A colossal cosmic collision roughly 10 billion years ago saw our galaxy's mass expand by a quarter after merging with a smaller one, say scientists.
The Milky Way, which is home to our sun and billions of other stars, combined with so-called dwarf galaxy Gaia-Enceladus.
That is the conclusions of research by Spain's Instituto Astrofísico de Canarias, who published findings on the birth of the Milky Way in Nature Astronomy journal.
They have also created a video to illustrate the process, which was far from a cataclysm, and took place somehow smoothly.
Astrophysicists believe the stars from the dwarf galaxy Gaia-Enceladus (depicted in blue) constitute the external halo of the Milky Way.
The cosmic merger took place when Gaia-Enceladus crashed into the primitive Milky Way (called Milky Way progenitor by the astrophysicists).
The collision triggered a period of accelerated star formation lasting about two to four billion years, according to the scientists.
“Yes, indeed it was a pivotal moment,” said astronomer Carme Gallart of Instituto de Astrofísica de Canarias in Spain, lead author of the research.
While the merger was dramatic and helped shape what the Milky Way has become, galaxy mergers are surprisingly well-organised and harmless.

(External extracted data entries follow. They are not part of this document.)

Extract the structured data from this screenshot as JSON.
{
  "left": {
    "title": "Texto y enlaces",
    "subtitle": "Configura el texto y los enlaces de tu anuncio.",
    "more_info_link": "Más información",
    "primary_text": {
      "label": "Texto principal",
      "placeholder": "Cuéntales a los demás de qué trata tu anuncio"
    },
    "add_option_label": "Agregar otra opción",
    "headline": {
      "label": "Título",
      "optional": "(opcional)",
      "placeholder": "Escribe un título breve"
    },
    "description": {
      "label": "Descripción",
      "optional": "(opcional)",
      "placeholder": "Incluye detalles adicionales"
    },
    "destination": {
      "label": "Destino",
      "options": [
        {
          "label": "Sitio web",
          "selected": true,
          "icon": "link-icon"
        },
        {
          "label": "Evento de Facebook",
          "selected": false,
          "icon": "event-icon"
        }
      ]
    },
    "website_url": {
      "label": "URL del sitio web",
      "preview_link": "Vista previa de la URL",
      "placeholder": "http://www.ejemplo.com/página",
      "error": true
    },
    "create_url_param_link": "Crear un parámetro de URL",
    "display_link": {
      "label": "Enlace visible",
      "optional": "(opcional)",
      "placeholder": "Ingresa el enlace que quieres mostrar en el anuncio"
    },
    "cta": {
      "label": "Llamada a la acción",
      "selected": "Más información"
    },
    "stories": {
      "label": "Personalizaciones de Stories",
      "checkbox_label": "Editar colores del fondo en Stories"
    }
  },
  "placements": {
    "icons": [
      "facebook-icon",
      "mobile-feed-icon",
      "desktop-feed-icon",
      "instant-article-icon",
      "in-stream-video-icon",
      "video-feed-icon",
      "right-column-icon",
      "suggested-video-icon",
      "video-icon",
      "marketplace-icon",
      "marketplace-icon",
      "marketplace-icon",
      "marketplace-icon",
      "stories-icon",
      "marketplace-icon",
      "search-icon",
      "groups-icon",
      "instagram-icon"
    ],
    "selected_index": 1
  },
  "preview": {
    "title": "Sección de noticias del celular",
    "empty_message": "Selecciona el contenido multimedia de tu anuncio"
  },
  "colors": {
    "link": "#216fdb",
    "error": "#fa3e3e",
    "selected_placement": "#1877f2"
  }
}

“This crash was big in cosmic terms, but if it was happening now, we could probably not even notice at a human or solar system level,” Gallart said.
“The distances between stars in a galaxy are so huge — a galaxy is basically empty space — that the two galaxies intermix, change their global shape, more star formation may happen in one, and maybe the small one stops forming stars.
“But the individual stars in each galaxy don’t collide, don’t really notice the force of the event in a way that affects their individual evolution or the evolution of the planetary systems that may be attached to them,” Gallart said.
The Milky Way as we know it, spiral-shaped with a central bar-like structure composed of stars, is composed of 100 to 400 billion stars, including the sun, which formed roughly 4.5 billion years ago, far after the merger.
Galaxies of all types including the Milky Way began to form relatively soon after the Big Bang explosion that marked the beginning of the universe some 13.8 billion years ago, but were generally smaller than those seen today and were forming stars at a rapid rate. Galactic mergers are key in the process of forming today's galaxies.
The discovery has been made thanks to the high-precision measurements of the position, brightness and distance of around a million stars within 6,500 light-years of the sun, obtained by the Gaia space telescope operated by the European Space Agency, which helped pinpoint stars present before the merger and those that formed afterwards.